La deuxième nouveauté, souvent mal vécue, dans cette intrication des réseaux humains et technologiques, c'est le partenariat avec les entreprises. Il y a toujours des représentations stéréotypées qui perdurent, à savoir que, pour les entreprises les universités ne sont jamais très bien ancrées sur les « réalités du terrain », et pour les universitaires l'entreprise, c'est de l'argent, ce sont des choses assez difficilement compatibles avec les exigences du service public. C’est vrai, ce n’est pas si simple… Les différentes tentatives d’instauration de modalités de formation à distance, via les TICE peuvent offrir, sous certaines conditions bien sûr, l’occasion d’explorer la voie étroite d’une « tendance vers l’industrialisation » dans l’éducation et la formation, sans tomber dans le modèle de la « privatisation » mais en cherchant à répondre aux conditions nouvelles d’une contribution au bien public.
Exemple : à la suite d’un partenariat avec France Télécom Education, j’ai pu bénéficier, au cours de cette année, de la mise à disposition (car le coût est élevé) d’une « plate-forme d'enseignement à distance », c’est-à-dire d’un logiciel permettant d’organiser les différentes tâches et fonctions requises pour que des apprenants apprennent avec des enseignants à travers des réseaux technologiques, (Webtutor pour ne pas la nommer). Outre que cette expérience nous a permis de mesurer la marge de manœuvre « étroite » entre le respect de notre projet pédagogique (il s’agit d’un DESS), et les contraintes de celui, implicite, qu’implique la plate-forme technologique, cela nous a permis de nous préparer à la mise à distance de notre formation, notamment par une nouvelle façon de concevoir les tâches, celles des étudiants, celles irremplaçables des enseignants et celles qui peuvent être dévolues à la machine.
Troisième chantier dans lequel je suis impliquée actuellement, il s’agit du réseau Resafad, Réseau Africain de Formation à Distance où l’on cherche à éviter, avec le transfert des technologies, celui des idéologie et à concevoir une formation à distance qui permette aux collègues africains formés de réaliser, sur place, avec les moyens disponibles, les supports et les services nécessaires à leurs actions pédagogiques, au lieu de leur livrer « clef en mains » des modules voire des services tout prêts.

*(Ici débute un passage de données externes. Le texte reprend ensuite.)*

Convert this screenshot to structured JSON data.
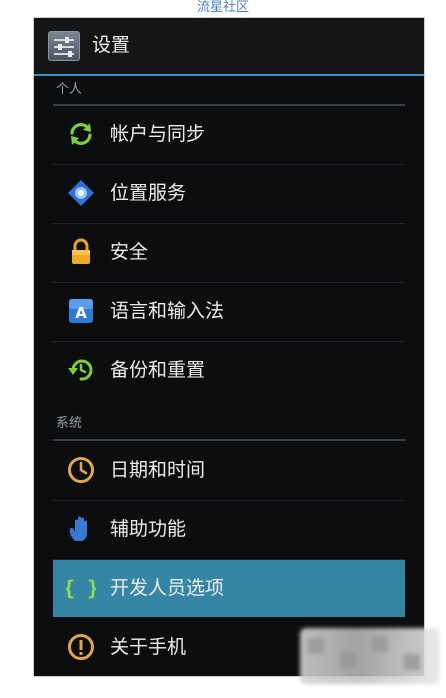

De toutes ces expériences, je tire au moins une assurance : la formation à distance, c’est ce qui rend essentiel le présenciel : quand des consignes ont été données, que des supports ont été bien conçus, quand tout a été organisé en termes de système, que les gens ont travaillé individuellement, en groupe, en sous-groupes, et que l’on se retrouve, étudiants ensemble et avec un enseignant, alors, la présence devient effectivement irremplaçable, c'est-à-dire qu'on peut alors jouer son véritable rôle, d'enseignant et d'éducateur.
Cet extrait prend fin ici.